I'll PM some comments to you all about my original post as i'd like to shift this excellent and thought-provoking thread back onto topic.  In a way i'm glad to have been a little contentious but i don't want to distract from what i'm sure will be a very useful thread for newcomers to look at.  
Incidentally - any chance of one of the photography bods writing an article/sticky on tank photography.  I've looked at the IAPLC guidance but not found it "idiots guide" enough!  A bit of info about post-processing and the options available (again, PS is very expensive- are there any free options that work in a similar way, how to get the best out of the package etc) would be really handy.  When i finally get my camera i'm going to attempt a photo (rather than a tank) journal to hopefully show a progression and tap all your lovely minds for hints and tips!
Thanks folks,
Matt


----------



## ceg4048 (19 May 2011)

bigmatt said:
			
		

> ...(again, PS is very expensive- are there any free options that work in a similar way, how to get the best out of the package etc)..


Hi Matt,
           Yeah The Gimp originally developed as a Linux clone of Photoshop has been ported to Windows, is free, and does probably 95% of what Photoshop does.

As mentioned before better gear allows you to get better expression, but it can't make you a better photographer.

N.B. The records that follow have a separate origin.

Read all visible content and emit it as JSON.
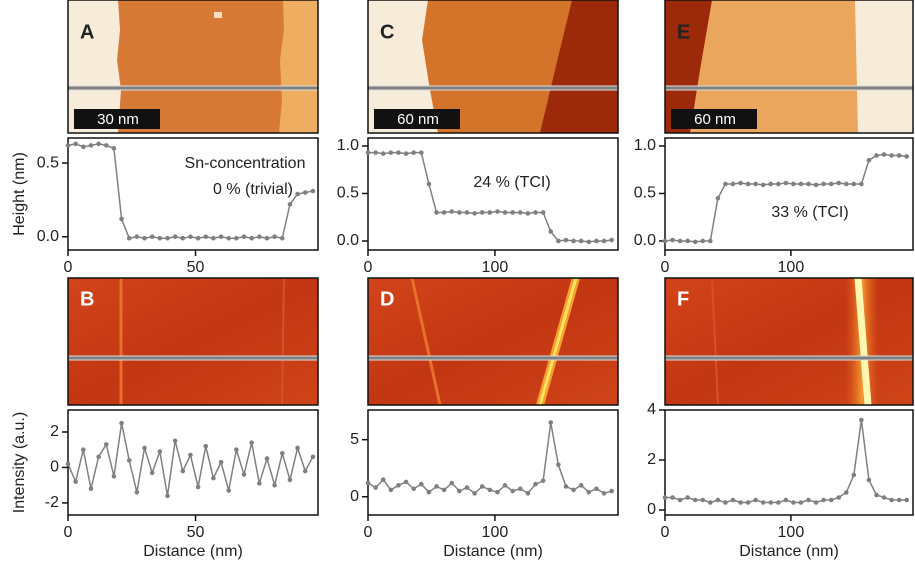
{
  "images": [
    {
      "label": "A",
      "scale_bar": "30 nm"
    },
    {
      "label": "C",
      "scale_bar": "60 nm"
    },
    {
      "label": "E",
      "scale_bar": "60 nm"
    },
    {
      "label": "B"
    },
    {
      "label": "D"
    },
    {
      "label": "F"
    }
  ],
  "chart_data": [
    {
      "type": "line",
      "ylabel": "Height (nm)",
      "annotations": [
        "Sn-concentration",
        "0 % (trivial)"
      ],
      "color": "#808080",
      "x": [
        0,
        3,
        6,
        9,
        12,
        15,
        18,
        21,
        24,
        27,
        30,
        33,
        36,
        39,
        42,
        45,
        48,
        51,
        54,
        57,
        60,
        63,
        66,
        69,
        72,
        75,
        78,
        81,
        84,
        87,
        90,
        93,
        96
      ],
      "values": [
        0.62,
        0.63,
        0.61,
        0.62,
        0.63,
        0.62,
        0.6,
        0.12,
        -0.01,
        0.0,
        -0.01,
        0.0,
        -0.01,
        -0.01,
        0.0,
        -0.01,
        0.0,
        -0.01,
        0.0,
        -0.01,
        0.0,
        -0.01,
        -0.01,
        0.0,
        -0.01,
        0.0,
        -0.01,
        0.0,
        -0.01,
        0.22,
        0.29,
        0.3,
        0.31
      ],
      "xlim": [
        0,
        98
      ],
      "ylim": [
        -0.09,
        0.67
      ],
      "xticks": [
        0,
        50
      ],
      "yticks": [
        {
          "value": 0,
          "label": "0.0"
        },
        {
          "value": 0.5,
          "label": "0.5"
        }
      ]
    },
    {
      "type": "line",
      "annotations": [
        "24 % (TCI)"
      ],
      "color": "#808080",
      "x": [
        0,
        6,
        12,
        18,
        24,
        30,
        36,
        42,
        48,
        54,
        60,
        66,
        72,
        78,
        84,
        90,
        96,
        102,
        108,
        114,
        120,
        126,
        132,
        138,
        144,
        150,
        156,
        162,
        168,
        174,
        180,
        186,
        192
      ],
      "values": [
        0.93,
        0.93,
        0.92,
        0.93,
        0.93,
        0.92,
        0.93,
        0.93,
        0.6,
        0.3,
        0.3,
        0.31,
        0.3,
        0.3,
        0.29,
        0.3,
        0.3,
        0.31,
        0.3,
        0.3,
        0.3,
        0.29,
        0.3,
        0.3,
        0.1,
        0.0,
        0.01,
        0.0,
        0.0,
        -0.01,
        0.0,
        0.0,
        0.01
      ],
      "xlim": [
        0,
        197
      ],
      "ylim": [
        -0.095,
        1.084
      ],
      "xticks": [
        0,
        100
      ],
      "yticks": [
        {
          "value": 0,
          "label": "0.0"
        },
        {
          "value": 0.5,
          "label": "0.5"
        },
        {
          "value": 1,
          "label": "1.0"
        }
      ]
    },
    {
      "type": "line",
      "annotations": [
        "33 % (TCI)"
      ],
      "color": "#808080",
      "x": [
        0,
        6,
        12,
        18,
        24,
        30,
        36,
        42,
        48,
        54,
        60,
        66,
        72,
        78,
        84,
        90,
        96,
        102,
        108,
        114,
        120,
        126,
        132,
        138,
        144,
        150,
        156,
        162,
        168,
        174,
        180,
        186,
        192
      ],
      "values": [
        0.0,
        0.01,
        0.0,
        0.0,
        -0.01,
        0.0,
        0.0,
        0.45,
        0.6,
        0.6,
        0.61,
        0.6,
        0.6,
        0.59,
        0.6,
        0.6,
        0.61,
        0.6,
        0.6,
        0.6,
        0.59,
        0.6,
        0.6,
        0.61,
        0.6,
        0.6,
        0.6,
        0.85,
        0.9,
        0.91,
        0.9,
        0.9,
        0.89
      ],
      "xlim": [
        0,
        197
      ],
      "ylim": [
        -0.095,
        1.084
      ],
      "xticks": [
        0,
        100
      ],
      "yticks": [
        {
          "value": 0,
          "label": "0.0"
        },
        {
          "value": 0.5,
          "label": "0.5"
        },
        {
          "value": 1,
          "label": "1.0"
        }
      ]
    },
    {
      "type": "line",
      "ylabel": "Intensity (a.u.)",
      "xlabel": "Distance (nm)",
      "color": "#808080",
      "x": [
        0,
        3,
        6,
        9,
        12,
        15,
        18,
        21,
        24,
        27,
        30,
        33,
        36,
        39,
        42,
        45,
        48,
        51,
        54,
        57,
        60,
        63,
        66,
        69,
        72,
        75,
        78,
        81,
        84,
        87,
        90,
        93,
        96
      ],
      "values": [
        0.2,
        -0.8,
        1.0,
        -1.2,
        0.6,
        1.3,
        -0.5,
        2.5,
        0.4,
        -1.4,
        1.1,
        -0.3,
        0.9,
        -1.6,
        1.5,
        -0.2,
        0.7,
        -1.1,
        1.2,
        -0.6,
        0.3,
        -1.3,
        1.0,
        -0.4,
        1.4,
        -0.9,
        0.5,
        -1.0,
        0.8,
        -0.7,
        1.1,
        -0.2,
        0.6
      ],
      "xlim": [
        0,
        98
      ],
      "ylim": [
        -2.68,
        3.24
      ],
      "xticks": [
        0,
        50
      ],
      "yticks": [
        -2,
        0,
        2
      ]
    },
    {
      "type": "line",
      "xlabel": "Distance (nm)",
      "color": "#808080",
      "x": [
        0,
        6,
        12,
        18,
        24,
        30,
        36,
        42,
        48,
        54,
        60,
        66,
        72,
        78,
        84,
        90,
        96,
        102,
        108,
        114,
        120,
        126,
        132,
        138,
        144,
        150,
        156,
        162,
        168,
        174,
        180,
        186,
        192
      ],
      "values": [
        1.2,
        0.8,
        1.5,
        0.6,
        1.0,
        1.3,
        0.7,
        1.1,
        0.4,
        0.9,
        0.6,
        1.2,
        0.5,
        0.8,
        0.3,
        0.9,
        0.6,
        0.4,
        1.0,
        0.5,
        0.7,
        0.3,
        1.1,
        1.4,
        6.5,
        2.8,
        0.9,
        0.6,
        1.0,
        0.4,
        0.7,
        0.3,
        0.5
      ],
      "xlim": [
        0,
        197
      ],
      "ylim": [
        -1.6,
        7.6
      ],
      "xticks": [
        0,
        100
      ],
      "yticks": [
        0,
        5
      ]
    },
    {
      "type": "line",
      "xlabel": "Distance (nm)",
      "color": "#808080",
      "x": [
        0,
        6,
        12,
        18,
        24,
        30,
        36,
        42,
        48,
        54,
        60,
        66,
        72,
        78,
        84,
        90,
        96,
        102,
        108,
        114,
        120,
        126,
        132,
        138,
        144,
        150,
        156,
        162,
        168,
        174,
        180,
        186,
        192
      ],
      "values": [
        0.5,
        0.5,
        0.4,
        0.5,
        0.4,
        0.4,
        0.3,
        0.4,
        0.3,
        0.4,
        0.3,
        0.3,
        0.4,
        0.3,
        0.3,
        0.3,
        0.4,
        0.3,
        0.3,
        0.4,
        0.3,
        0.4,
        0.4,
        0.5,
        0.7,
        1.4,
        3.6,
        1.2,
        0.6,
        0.5,
        0.4,
        0.4,
        0.4
      ],
      "xlim": [
        0,
        197
      ],
      "ylim": [
        -0.2,
        4
      ],
      "xticks": [
        0,
        100
      ],
      "yticks": [
        0,
        2,
        4
      ]
    }
  ]
}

One of the most recognize and legendary photographer was Ansel Adams who use nothing more than a virtually 19th century wooden box camera with a hole in it for the lens and a pack mule to carry the gear around. His photos of Yosemite and other landscapes are unmatched and even with super fantastic gear we have almost 100 years later, no one has been able to match his work. What low tech gear he had, he understood at a transcendental level. But even Ansel started at the beginning as must we all.  

Cheers,


----------



## sanj (20 May 2011)

I am not convinced that photography always presents a true picture of what many of the tanks you see in magazines are actually like to the human eye. Professionally these tanks are set up with various photogarphy enhancing props such as flashes, additional lighting, white reflecting boards etc. It enhances and sometimes even exaggerates the scape, but is it really what one would see in person.

I think it is useful in aquascaping especially when capturing evolution of a scape, but each individual has their own motivations and photogaphy can play a small part or even be the reason one takes up aquascaping.


----------



## Morgan Freeman (22 May 2011)

Photography shouldn't represent a true picture of the image, it should enhance it and turn it into a piece of art. Obviously it's important to take photos to a high enough standard so as not to take away from your scape but over and above this level and you're not just showing off your scape but your skills in creating an extra dimension in aesthetic quality. If we were merely trying to show off our scapes we'd keep the lights the same, no fancy backgrounds, no hairdryers on the water's surface and so on.


----------



## George Farmer (23 May 2011)

Morgan Freeman said:
			
		

> Photography shouldn't represent a true picture of the image, it should enhance it and turn it into a piece of art.


I don't think _all_ photography should be turned into art, and there many cases for some photographs to accurately represent the subject as closely as possible.

However, if you put the word, "Aquascape" before "Photography" in your statement...


----------